The flagship of Egypt was close enough now to see the two figures lounged in luxury upon its deck, surrounded by wealth and slaves. Cleopatra and Antony were dressed as the victorious gods they pretended to be. Antony waved and smiled as the people ashore cheered and the men below the vessels deck pushed and pulled the long dipping and lifting oars. Cleopatra might as well have been made of rock.

“But God’s will couldn’t be denied,” Caesarion continued, his voice sounding rehearsed even to his own ears. “The only way to make us truly free was to unmake Himself. So God sat upon His silver throne, and in a surge of power He destroyed Himself, unleashing what Didymus called the breath of God, which instilled true life in those creatures ready to receive it.
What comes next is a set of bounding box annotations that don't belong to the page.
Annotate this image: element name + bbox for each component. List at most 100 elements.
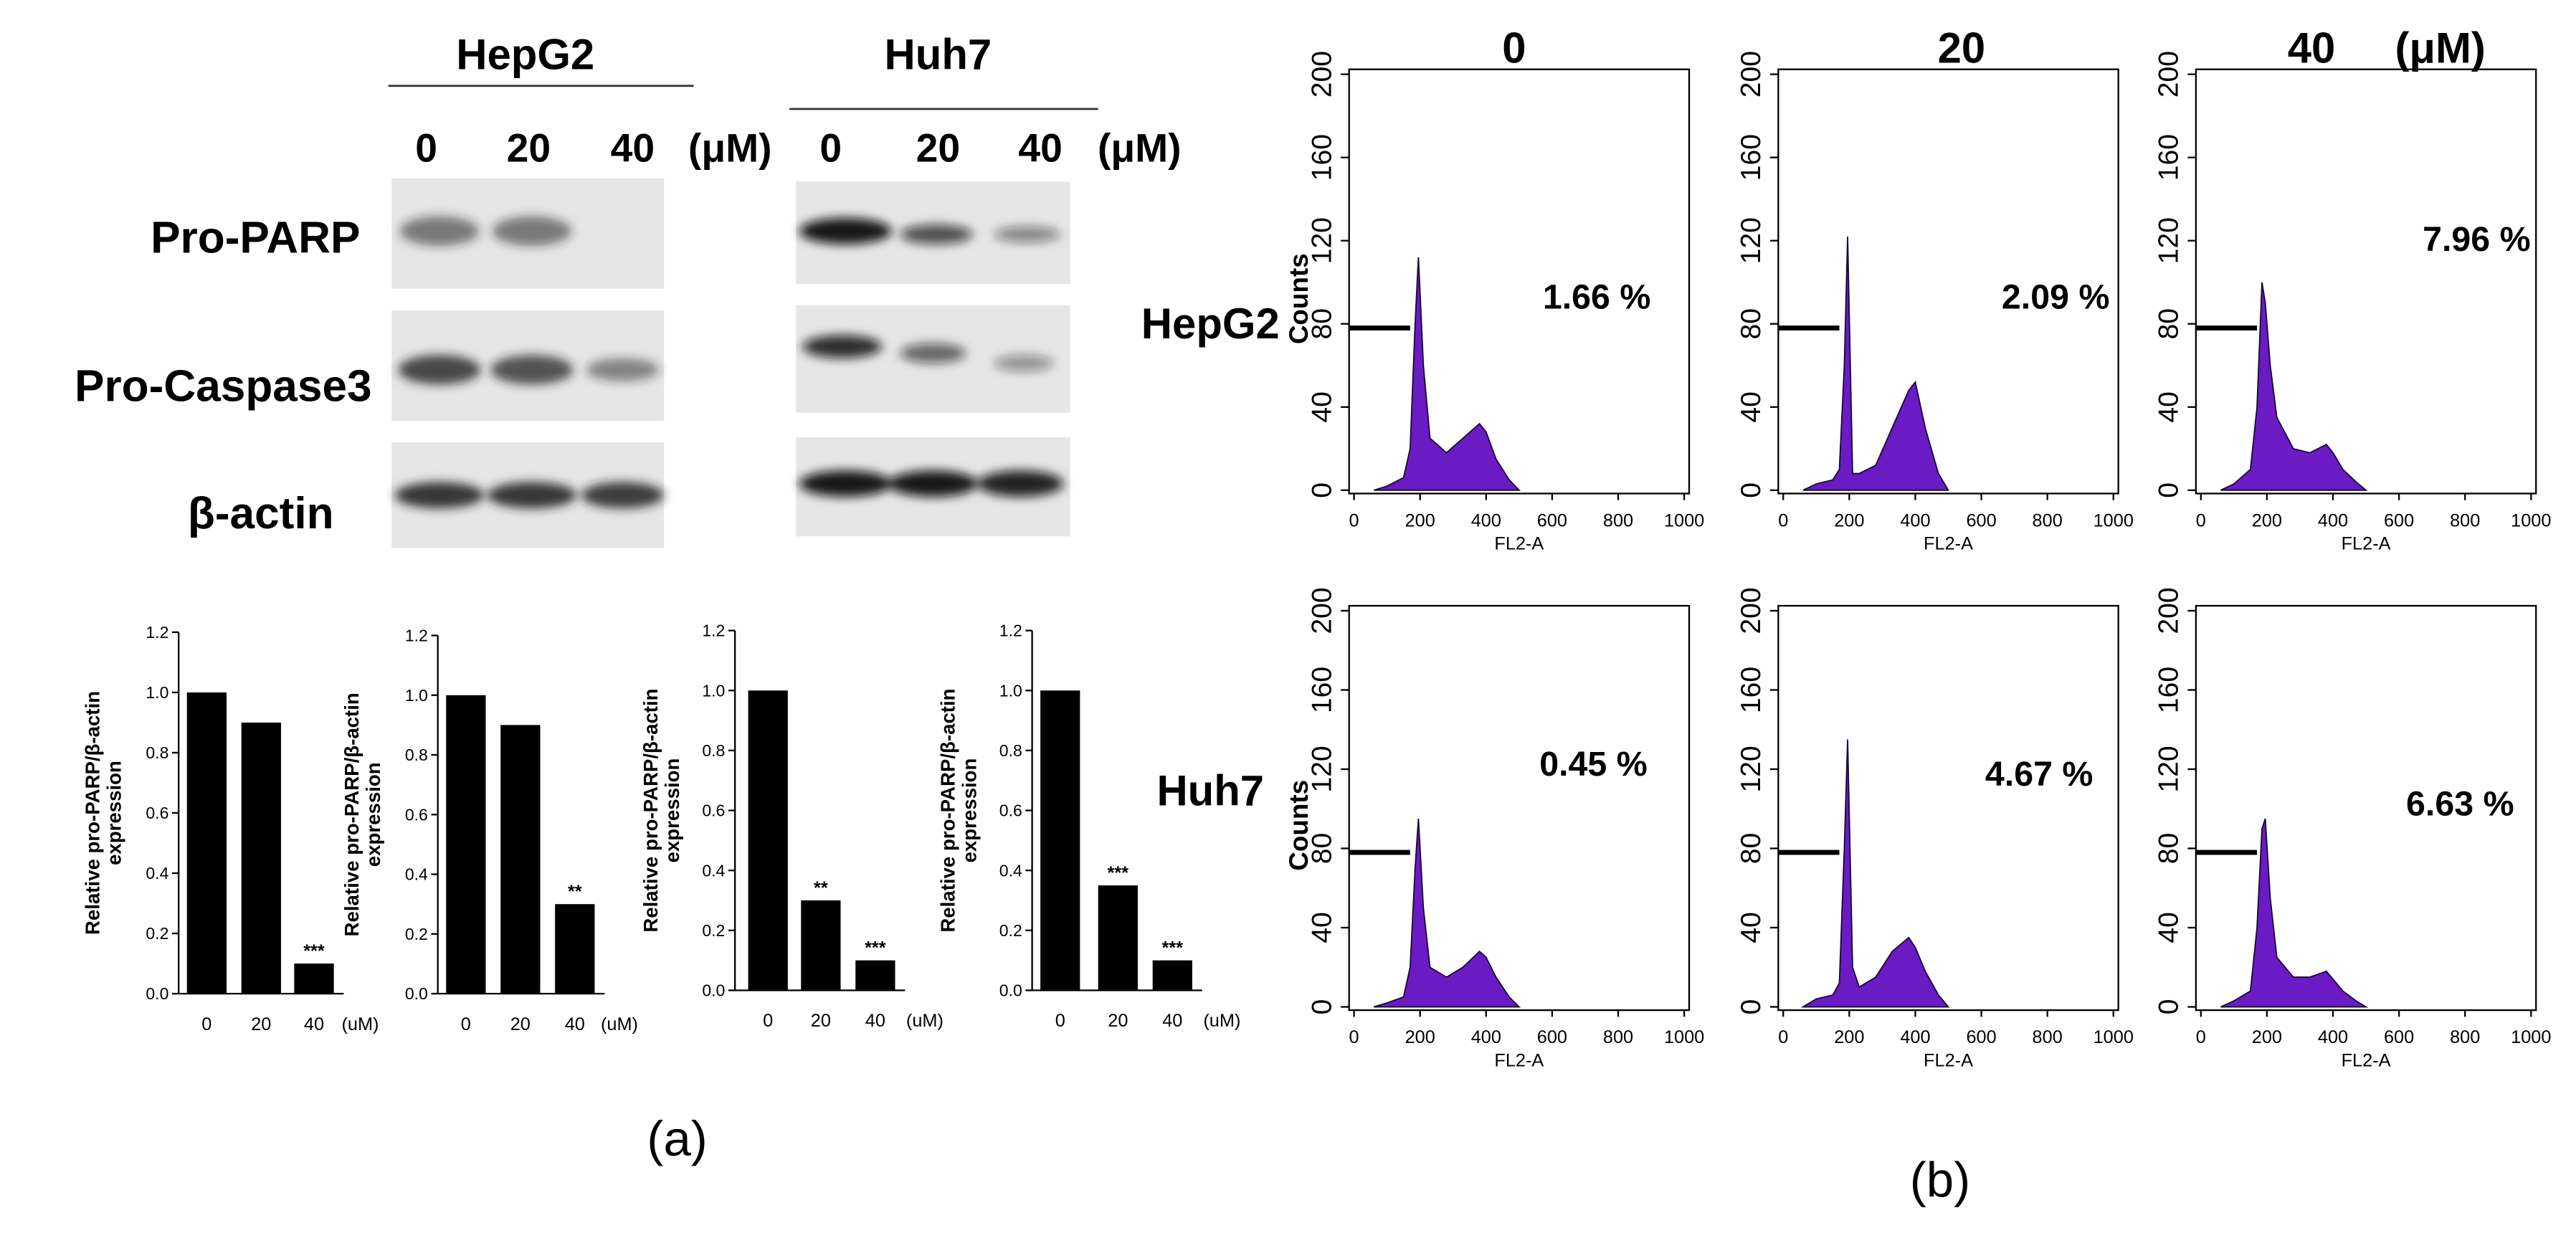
percentage-label: 1.66 % [1543, 278, 1651, 317]
y-axis-label: expression [103, 761, 125, 865]
row-label: HepG2 [1141, 300, 1280, 348]
x-tick-label: 200 [2252, 511, 2282, 531]
panel-label: (b) [1910, 1151, 1970, 1207]
x-tick-label: 200 [2252, 1027, 2282, 1047]
x-tick-label: 40 [865, 1011, 885, 1031]
percentage-label: 4.67 % [1985, 755, 2093, 794]
band [977, 470, 1064, 498]
y-tick-label: 200 [2154, 51, 2185, 97]
y-tick-label: 0 [1736, 999, 1767, 1015]
y-tick-label: 160 [1736, 667, 1767, 713]
x-tick-label: 600 [1966, 1027, 1996, 1047]
y-tick-label: 0.2 [405, 925, 428, 943]
x-tick-label: 0 [1778, 511, 1788, 531]
band [994, 355, 1054, 372]
bar [855, 960, 895, 991]
histogram [1373, 257, 1521, 491]
plot-frame [2195, 604, 2537, 1011]
y-tick-label: 0.0 [999, 981, 1022, 1000]
bar [1040, 690, 1080, 991]
band [799, 217, 892, 244]
y-tick-label: 120 [1736, 746, 1767, 792]
cell-line-title: HepG2 [456, 31, 594, 79]
x-axis-label: FL2-A [1924, 1050, 1973, 1070]
y-tick-label: 0.4 [999, 861, 1022, 880]
x-tick-label: 800 [1603, 511, 1633, 531]
x-tick-label: 400 [2318, 1027, 2348, 1047]
x-unit: (uM) [601, 1014, 638, 1034]
y-tick-label: 160 [2154, 667, 2185, 713]
bar [1098, 885, 1138, 991]
y-tick-label: 80 [1736, 308, 1767, 340]
x-tick-label: 800 [1603, 1027, 1633, 1047]
x-axis-label: FL2-A [1494, 1050, 1544, 1070]
y-tick-label: 0.8 [146, 743, 168, 762]
bar [500, 725, 541, 994]
y-tick-label: 0.6 [146, 804, 168, 822]
y-tick-label: 0.6 [702, 801, 725, 820]
band [487, 482, 577, 509]
x-tick-label: 1000 [2511, 511, 2551, 531]
x-tick-label: 600 [1537, 511, 1567, 531]
x-unit: (uM) [341, 1014, 379, 1034]
y-tick-label: 40 [1736, 912, 1767, 943]
y-tick-label: 1.2 [999, 622, 1022, 640]
x-tick-label: 0 [201, 1014, 212, 1034]
percentage-label: 2.09 % [2002, 278, 2110, 317]
band [399, 216, 480, 247]
blot-huh7 [796, 181, 1070, 537]
significance-label: ** [568, 882, 582, 902]
concentration-label: 20 [916, 126, 960, 171]
y-tick-label: 0 [1306, 999, 1337, 1015]
plot-frame [1777, 604, 2119, 1011]
y-tick-label: 40 [1306, 912, 1337, 943]
significance-label: *** [303, 941, 325, 961]
y-tick-label: 1.2 [702, 622, 725, 640]
unit-label: (μM) [688, 126, 772, 171]
y-tick-label: 0 [2154, 482, 2185, 498]
plot-frame [2195, 68, 2537, 495]
y-tick-label: 120 [2154, 746, 2185, 792]
x-tick-label: 0 [2196, 1027, 2206, 1047]
y-tick-label: 80 [2154, 308, 2185, 340]
y-tick-label: 1.2 [146, 623, 168, 642]
concentration-label: 0 [1502, 24, 1526, 72]
x-tick-label: 0 [1349, 511, 1359, 531]
y-tick-label: 1.2 [405, 627, 428, 645]
cell-line-title: Huh7 [885, 31, 992, 79]
x-tick-label: 0 [1349, 1027, 1359, 1047]
x-tick-label: 1000 [1664, 1027, 1704, 1047]
y-axis-label: Relative pro-PARP/β-actin [341, 692, 363, 936]
histogram [2220, 282, 2368, 491]
y-tick-label: 0.2 [702, 921, 725, 940]
y-tick-label: 80 [1306, 308, 1337, 340]
histogram [2220, 818, 2369, 1008]
concentration-label: 20 [507, 126, 551, 171]
x-tick-label: 400 [1900, 1027, 1930, 1047]
x-tick-label: 0 [2196, 511, 2206, 531]
histogram [1800, 739, 1950, 1008]
percentage-label: 7.96 % [2423, 220, 2531, 259]
band [398, 355, 481, 385]
bar [1152, 960, 1192, 991]
y-tick-label: 0 [2154, 999, 2185, 1015]
x-unit: (uM) [906, 1011, 944, 1031]
y-tick-label: 0.4 [405, 865, 428, 884]
x-tick-label: 0 [1055, 1011, 1065, 1031]
unit-label: (μM) [1098, 126, 1182, 171]
band [490, 355, 574, 385]
percentage-label: 6.63 % [2406, 784, 2514, 823]
y-tick-label: 0.6 [999, 801, 1022, 820]
unit-label: (μM) [2395, 24, 2485, 72]
band [888, 470, 978, 498]
y-axis-label: Relative pro-PARP/β-actin [82, 691, 104, 935]
x-tick-label: 20 [251, 1014, 271, 1034]
x-tick-label: 400 [1471, 1027, 1501, 1047]
bar [748, 690, 788, 991]
band [994, 226, 1060, 243]
bar [555, 904, 595, 994]
concentration-label: 40 [611, 126, 655, 171]
x-tick-label: 200 [1834, 511, 1864, 531]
The rest of God’s great powers—the powers He’d used to create us all—were infused into His throne, which turned to broken stones of impenetrable darkness. And where He had sat upon it, all that remained was a book, the real book behind the legend of the Scrolls of Thoth. God, Jacob says, created of Himself a Book of Life and Death, containing the fullness of His knowledge. It is said to be the most powerful object in existence, and it remains in the Heaven where God resided, protected by the angels who forever mourn God’s sacrifice.”

“What of the angels who were against it?” Vorenus asked.

“Eventually, war broke out among them all,” Caesarion replied. “They were divided over what they believed God’s plans were for creation. There were some, it seems, who desired to destroy man. In order to defeat these angels who had fallen away from God’s will, another group of angels used some of those power-filled fragments of God’s throne to create a gate down through the dimensions. In a terrible cataclysm, Jacob said that an angel named Michael, leading the loyal angels, forced the defiant angels into the void. Gehenna, Jacob called it. Hades is another term, I think. Some call it Hell. After the war was over, after the Fallen angels were banished, the loyal angels, who called themselves the Vested, determined that they’d try to unite all the pieces of God’s seat, to bring the powers of God together in order to find the God they’d lost.”

“They tried to remake God?”

Caesarion’s shoulders raised to shrug before his mind overrode the instinct. He slowly lowered them back into position. “Jacob said as much. I don’t know how that would happen. Whatever they tried failed, though: the throne shattered across creation, and these pieces of God’s strength—the Shards of Heaven—have fallen here, where they remain sources of enormous power.”